4. Story Three: "Ancient Rome" by Kyle McCarthy
Read by: Tavi Gevinson
Segment: 32:12–57:42
Synopsis & Themes
- A young private tutor narrates her visit to a wealthy Upper East Side family, coaching 13-year-old Isabel through a daunting history assignment about gender and class in ancient Rome. The story juxtaposes the privilege and naiveté of her charge with her own introspective, slightly resentful position as an outsider.
- Woven throughout are flashbacks to the tutor’s own adolescence, navigating coming-of-age, feminism, and class. The piece interrogates the role of privilege, the awkwardness of growing up, and the ways girls are shaped by both historical forces and contemporary expectations.
Memorable Moments & Quotes
- On privilege and class:
- Tavi Gevinson (32:18): “Let’s begin with the homes…the condos, the townhouses, the penthouses…the servants that cook and clean them, though servant is not the term used.”
- The student’s inability to imagine the humanity of slaves:
- Dialogue (34:10): Isabel: “Slaves don’t have homes…they’re slaves. How can you have a home if you’re a slave?”
- On her own entry to Harvard:
- Tavi Gevinson (36:28): “Angular…A freak who is freakishly good at one random thing? Admissions people love them.”
- On feminism, womanhood, and self-knowledge:
- Tavi Gevinson (46:45): “I belonged to the generation who hit puberty just as Reviving Ophelia hit the bookshelves…At once female adolescence went from a time of transition to a time of doom…”
- The story’s climax: adolescence, longing for affirmation, and the confusion of feminism:
- Isabel: “Are you a feminist?”
Tutor: “Yes.
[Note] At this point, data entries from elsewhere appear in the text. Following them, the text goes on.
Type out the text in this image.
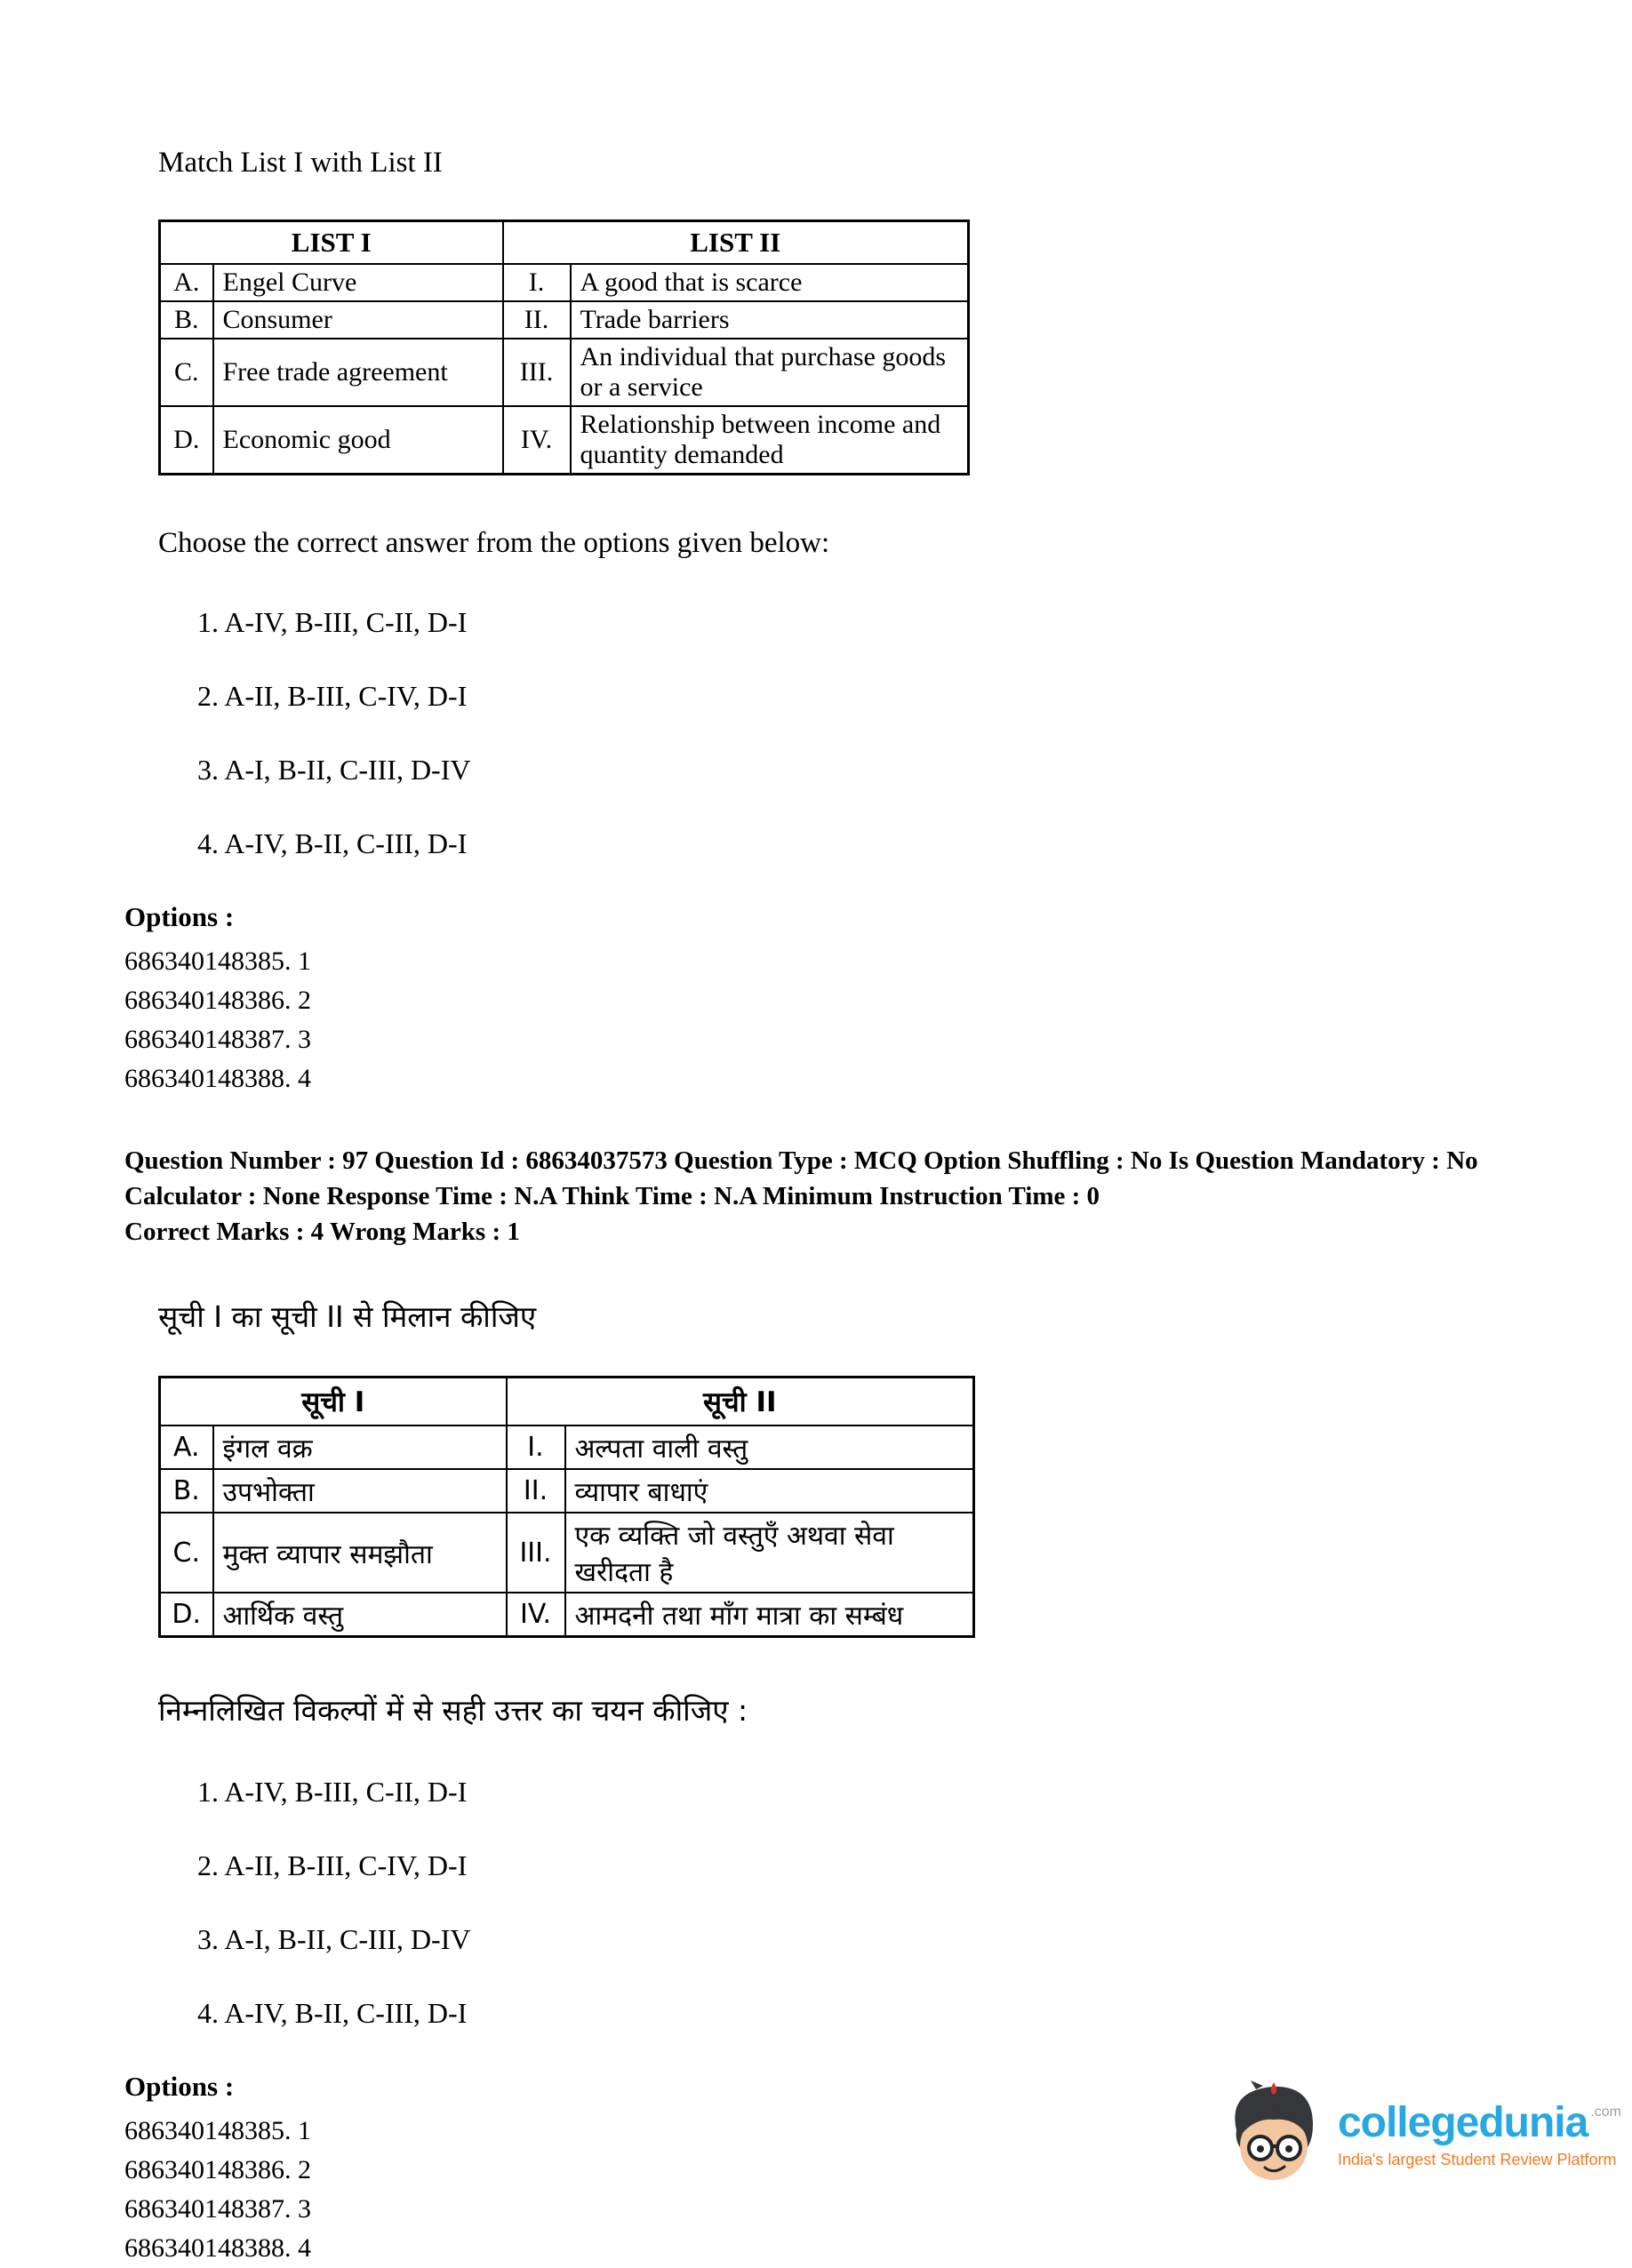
Match List I with List II

LIST I		LIST II	
A.	Engel Curve	I.	A good that is scarce
B.	Consumer	II.	Trade barriers
C.	Free trade agreement	III.	An individual that purchase goods or a service
D.	Economic good	IV.	Relationship between income and quantity demanded

Choose the correct answer from the options given below:

1. A-IV, B-III, C-II, D-I
2. A-II, B-III, C-IV, D-I
3. A-I, B-II, C-III, D-IV
4. A-IV, B-II, C-III, D-I

Options :

686340148385. 1
686340148386. 2
686340148387. 3
686340148388. 4

Question Number : 97 Question Id : 68634037573 Question Type : MCQ Option Shuffling : No Is Question Mandatory : No Calculator : None Response Time : N.A Think Time : N.A Minimum Instruction Time : 0

Correct Marks : 4 Wrong Marks : 1

सूची I का सूची II से मिलान कीजिए

सूची I		सूची II	
A.	इंगल वक्र	I.	अल्पता वाली वस्तु
B.	उपभोक्ता	II.	व्यापार बाधाएं
C.	मुक्त व्यापार समझौता	III.	एक व्यक्ति जो वस्तुएँ अथवा सेवा खरीदता है
D.	आर्थिक वस्तु	IV.	आमदनी तथा माँग मात्रा का सम्बंध

निम्नलिखित विकल्पों में से सही उत्तर का चयन कीजिए :

1. A-IV, B-III, C-II, D-I
2. A-II, B-III, C-IV, D-I
3. A-I, B-II, C-III, D-IV
4. A-IV, B-II, C-III, D-I

Options :

686340148385. 1
686340148386. 2
686340148387. 3
686340148388. 4
collegedunia .com
India's largest Student Review Platform
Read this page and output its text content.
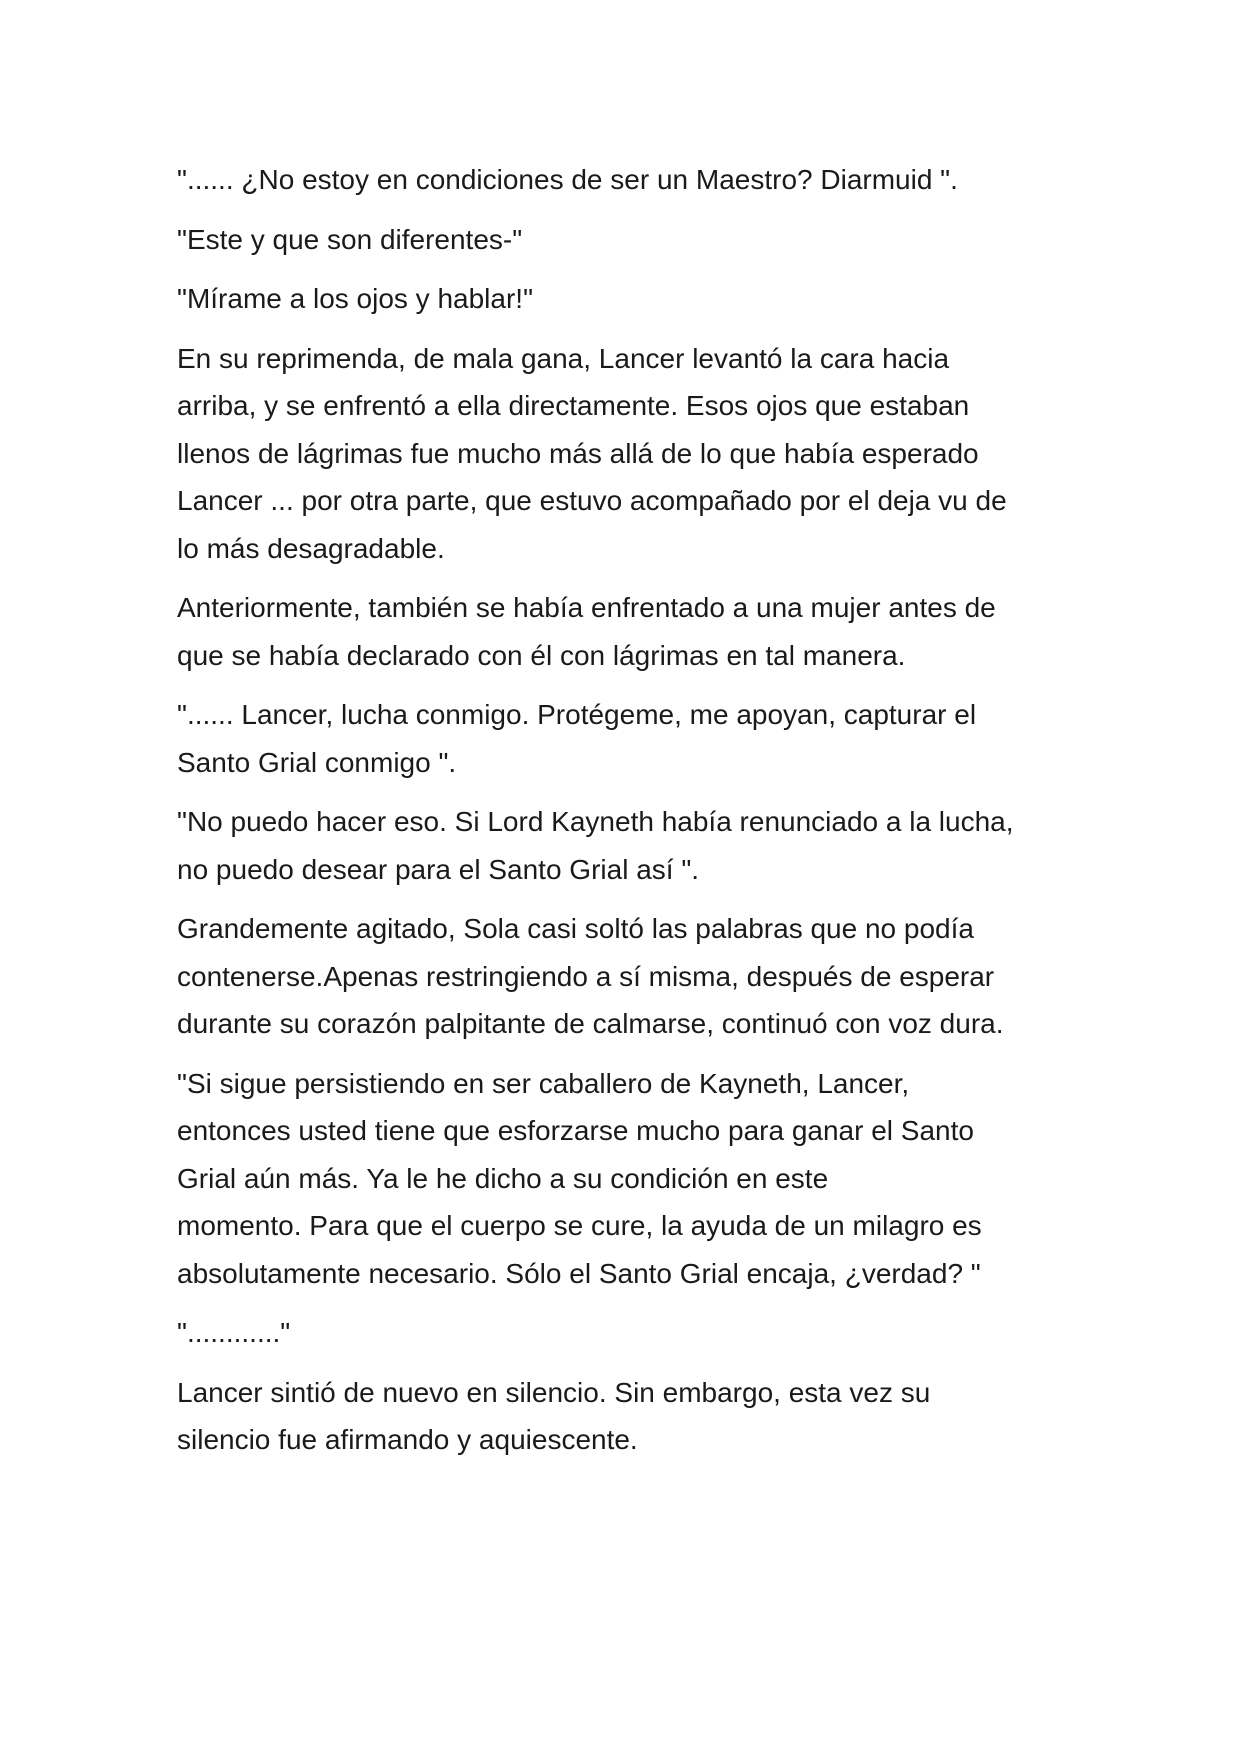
"...... ¿No estoy en condiciones de ser un Maestro? Diarmuid ".

"Este y que son diferentes-"

"Mírame a los ojos y hablar!"

En su reprimenda, de mala gana, Lancer levantó la cara hacia
arriba, y se enfrentó a ella directamente. Esos ojos que estaban
llenos de lágrimas fue mucho más allá de lo que había esperado
Lancer ... por otra parte, que estuvo acompañado por el deja vu de
lo más desagradable.

Anteriormente, también se había enfrentado a una mujer antes de
que se había declarado con él con lágrimas en tal manera.

"...... Lancer, lucha conmigo. Protégeme, me apoyan, capturar el
Santo Grial conmigo ".

"No puedo hacer eso. Si Lord Kayneth había renunciado a la lucha,
no puedo desear para el Santo Grial así ".

Grandemente agitado, Sola casi soltó las palabras que no podía
contenerse.Apenas restringiendo a sí misma, después de esperar
durante su corazón palpitante de calmarse, continuó con voz dura.

"Si sigue persistiendo en ser caballero de Kayneth, Lancer,
entonces usted tiene que esforzarse mucho para ganar el Santo
Grial aún más. Ya le he dicho a su condición en este
momento. Para que el cuerpo se cure, la ayuda de un milagro es
absolutamente necesario. Sólo el Santo Grial encaja, ¿verdad? "

"............"

Lancer sintió de nuevo en silencio. Sin embargo, esta vez su
silencio fue afirmando y aquiescente.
Are you?”
Isabel: “Yes…but I don’t do any feminist work.” - Tutor: “Me neither, and we grin at each other like two housewives who’ve just admitted they don’t iron the sheets.” (55:40)
- Isabel: “Are you a feminist?”
Notable Moment
- Isabel’s realization:
- Tavi Gevinson (49:10): “Can you imagine if you were Beyoncé? …If you actually were her…”
- The awe and disbelief at celebrity, something even the extremely privileged cannot buy.
Analysis
- Meg Wolitzer (57:42): “The small, beautifully controlled present relationship is freighted with the past of the teacher and the unknown future of the girl. It seems that both may be in need of rescuing—one from disappointment and uncertainty, the other from a kind of gilded cage.”
Notable Quotes by Segment
- "I used to believe we could escape...God scattered all the clean amongst the dirty."
— Colman Domingo as Manny, "Trash Kites" (09:47) - "My father still can’t quite believe I married a man with a job."
— Phillipa Soo as the narrator, "The World With My Mother Still In It" (17:20) - "All 13-year-old girls want to be 17 unless they want to be 10 again. No 13-year-old wants to be 13."
— Tavi Gevinson as the tutor, "Ancient Rome" (44:18) - "Are you a feminist? Yes...but I don’t do any feminist work. Me neither."
— Tavi Gevinson & “Isabel,” "Ancient Rome" (55:40)
Timestamps for Key Segments
- Framing and intro to "Generation Gap": 04:00–05:00
- "Trash Kites": 05:05–11:50
- "The World With My Mother Still In It": 12:44–27:51
- "Ancient Rome": 32:12–57:42
- Meg Wolitzer’s closing reflections: 57:42–end
Conclusion: Bridging the Gap
Meg Wolitzer concludes that the generation gap is more than dated references and bewilderment—it’s a continual negotiation between hope, disappointment, care, and distance. Each story in this episode “tests the phrase in a different context,” making the familiar unfamiliar, and vice versa.
“Thanks for closing the gap and joining me for Selected Shorts.” (57:57)
Summary prepared for listeners who want the emotional arc, humor, and depth of the literary journeys—and a sense of the actors’ vibrant performances—but may not have caught every word.